Martina Schütz-Berg kennt die Lage vor Ort, schließlich hat die Leiterin des Papst-Johannes-Hauses das Geschehen von ihrem Büro aus im Blick. Auch die derzeitige Diskussion des Themas hat sie verfolgt. Nicht alles gefällt der Pädagogin.

„Wir dürfen nicht voreilig alle Kinder und Jugendlichen über einen Kamm scheren”, fordert sie. Ja, spielende Kinder bedeuten auch eine gewisse Lautstärke. Aber spielende Kinder sollten vor einer Jugendeinrichtung, die dort seit 26 Jahren arbeitet, nicht nur erlaubt, sondern der Normalfall sein. Dienstags bis freitags von 11.30 bis 21.30 Uhr kümmere sich das Team des Jugendtreffs auch um das Geschehen vor der Eingangstür. „Wir achten darauf, dass abgesprochene Regeln eingehalten werden.” So gibt es zwischen 12 und 14 Uhr eine Mittagspause, ein Betreuer befindet sich immer auf dem Platz zur Aufsicht.

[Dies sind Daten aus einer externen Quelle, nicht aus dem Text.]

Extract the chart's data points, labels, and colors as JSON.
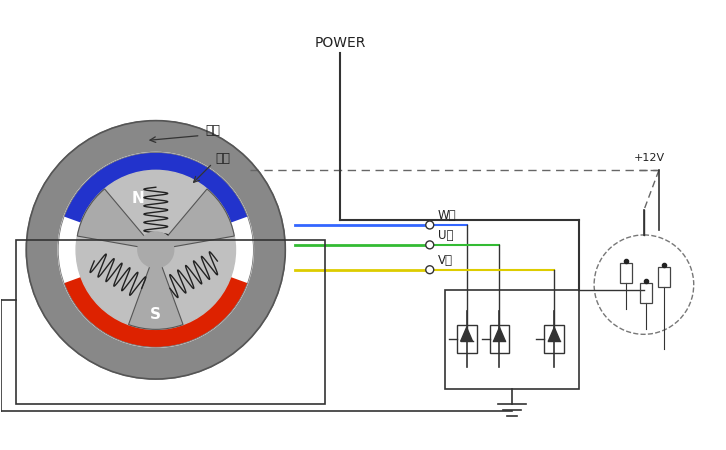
{
  "bg_color": "#ffffff",
  "line_color": "#333333",
  "gray_ring_color": "#909090",
  "gray_inner_color": "#b8b8b8",
  "red_magnet": "#dd2200",
  "blue_magnet": "#2233cc",
  "wire_W_color": "#3366ff",
  "wire_U_color": "#33bb33",
  "wire_V_color": "#ddcc00",
  "label_转子": "转子",
  "label_定子": "定子",
  "label_N": "N",
  "label_S": "S",
  "label_POWER": "POWER",
  "label_12V": "+12V",
  "label_W": "W相",
  "label_U": "U相",
  "label_V": "V相"
}
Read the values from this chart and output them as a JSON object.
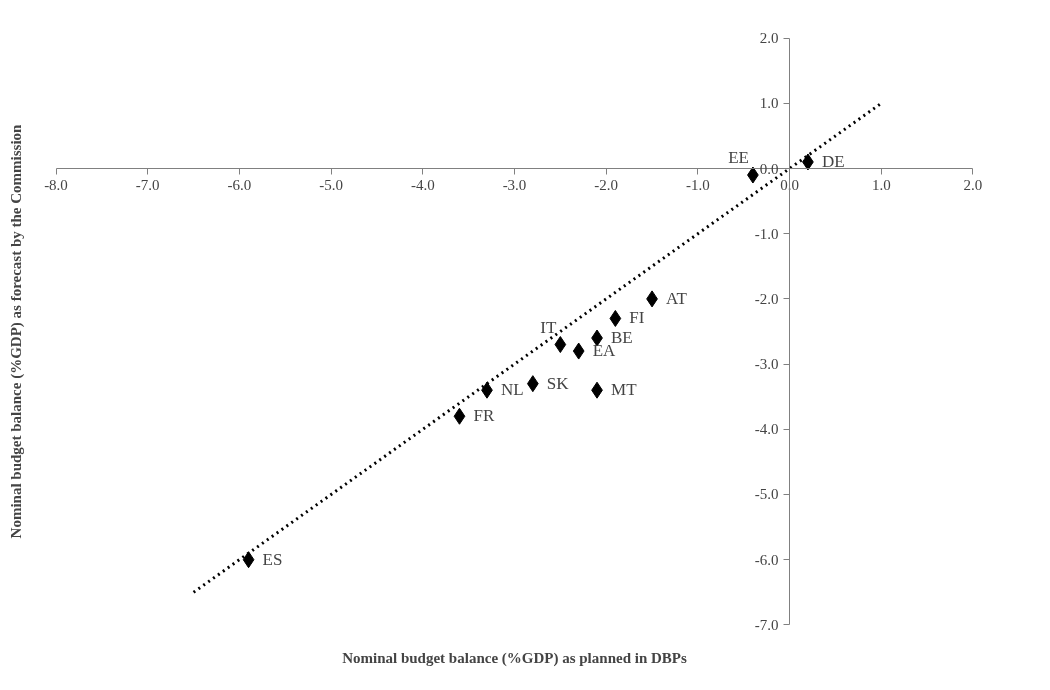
{
  "chart_data": {
    "type": "scatter",
    "xlabel": "Nominal budget balance (%GDP) as planned in DBPs",
    "ylabel": "Nominal budget balance (%GDP) as forecast by the Commission",
    "xlim": [
      -8,
      2
    ],
    "ylim": [
      -7,
      2
    ],
    "xticks": [
      {
        "value": -8,
        "label": "-8.0"
      },
      {
        "value": -7,
        "label": "-7.0"
      },
      {
        "value": -6,
        "label": "-6.0"
      },
      {
        "value": -5,
        "label": "-5.0"
      },
      {
        "value": -4,
        "label": "-4.0"
      },
      {
        "value": -3,
        "label": "-3.0"
      },
      {
        "value": -2,
        "label": "-2.0"
      },
      {
        "value": -1,
        "label": "-1.0"
      },
      {
        "value": 0,
        "label": "0.0"
      },
      {
        "value": 1,
        "label": "1.0"
      },
      {
        "value": 2,
        "label": "2.0"
      }
    ],
    "yticks": [
      {
        "value": -7,
        "label": "-7.0"
      },
      {
        "value": -6,
        "label": "-6.0"
      },
      {
        "value": -5,
        "label": "-5.0"
      },
      {
        "value": -4,
        "label": "-4.0"
      },
      {
        "value": -3,
        "label": "-3.0"
      },
      {
        "value": -2,
        "label": "-2.0"
      },
      {
        "value": -1,
        "label": "-1.0"
      },
      {
        "value": 0,
        "label": "0.0"
      },
      {
        "value": 1,
        "label": "1.0"
      },
      {
        "value": 2,
        "label": "2.0"
      }
    ],
    "grid": false,
    "marker": "diamond",
    "series": [
      {
        "color": "#000000",
        "x": [
          0.2,
          -0.4,
          -1.5,
          -1.9,
          -2.1,
          -2.5,
          -2.3,
          -2.8,
          -3.3,
          -2.1,
          -3.6,
          -5.9
        ],
        "values": [
          0.1,
          -0.1,
          -2.0,
          -2.3,
          -2.6,
          -2.7,
          -2.8,
          -3.3,
          -3.4,
          -3.4,
          -3.8,
          -6.0
        ]
      },
      {
        "type": "line",
        "color": "#000000",
        "line_style": "dotted",
        "marker": "none",
        "x": [
          -6.5,
          1.0
        ],
        "values": [
          -6.5,
          1.0
        ]
      }
    ],
    "annotations": [
      {
        "text": "DE",
        "x": 0.2,
        "y": 0.1
      },
      {
        "text": "EE",
        "x": -0.4,
        "y": -0.1
      },
      {
        "text": "AT",
        "x": -1.5,
        "y": -2.0
      },
      {
        "text": "FI",
        "x": -1.9,
        "y": -2.3
      },
      {
        "text": "BE",
        "x": -2.1,
        "y": -2.6
      },
      {
        "text": "IT",
        "x": -2.5,
        "y": -2.7
      },
      {
        "text": "EA",
        "x": -2.3,
        "y": -2.8
      },
      {
        "text": "SK",
        "x": -2.8,
        "y": -3.3
      },
      {
        "text": "NL",
        "x": -3.3,
        "y": -3.4
      },
      {
        "text": "MT",
        "x": -2.1,
        "y": -3.4
      },
      {
        "text": "FR",
        "x": -3.6,
        "y": -3.8
      },
      {
        "text": "ES",
        "x": -5.9,
        "y": -6.0
      }
    ]
  }
}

Acht Gruppen von Jugendlichen haben den Platz zu ihrem Treffpunkt auserkoren. „Wir versuchen, mit allen ins Gespräch zu kommen”, sagt Schütz-Berg. Die Arbeit habe, nicht zuletzt dank der Unterstützung durch das Jugendmobil des Jugendamtes, Fortschritte gemacht. „Aber auf erwachsene, randalierende und alkoholisierte Mitmenschen haben wir leider wenig Einfluss.”

„Ich glaube, dass die Belastung der Anwohner sehr groß ist”, sagt Berthold Becker vom Jugendamt. Zumal am Ahrweilerplatz auch Außengastronomie und eine Diskothek für Publikumsverkehr in den späten Abendstunden sorgen. Das generelle Problem ist für ihn aber keineswegs neu. „Wir kennen es von vielen anderen Plätzen und Spielplätzen in der Stadt.” Immer, wenn mehr als drei Jugendliche zusammensitzen, werde dies schon kritisch beäugt. „Dann ist etwas Schlimmes im Gange”, übertreibt Becker bewusst. Man müsse sich jedoch vom Standpunkt verabschieden, dass alle Jugendliche auch eine Jugendeinrichtung besuchen. „Die jungen Leute suchen sich ihre Treffpunkte, erobern sich die Straße”, sagt Becker. Und das laufe meist auch unproblematisch. „Allerdings müssen wir auch klare Regeln haben und Grenzen ziehen”, sagt Becker. Mit einer konzertierten Aktion müssten Jugendamt, Papst-Johannes-Haus und Polizei die Nachtruhe schützen. Er will mit den Jugendlichen ein Reglement schaffen, dessen Regeln im Fall der Fälle durchgesetzt werden. „Nur kann man das niemals alleine über Ordnungspolitik machen”, ist er überzeugt.

Alltag in der Jugendarbeit

Eine Einschätzung, die Martina Schütz-Berg teilt. Um Einfluss auf das Geschehen zu haben, schwebt ihr eine Veranstaltungsreihe auf dem Platz vor. In den Sommermonaten könne das Papst-Johannes-Haus freitags zwischen 18 und 21 Uhr ein Programm anbieten. „Wir dürfen den Platz nicht den Chaoten überlassen”, lautet das Motto.

Die Pädagogen und Jugendarbeiter wollen Einfluss nehmen, Zugang zu den Cliquen finden. „Nur sehen wir hier jedes Jahr neue Gesichter, fangen jeden Sommer neu an”, bilanziert Berthold Becker. Eine Sisyphusarbeit? Nein, sagte Becker. Alltag in der Jugendarbeit.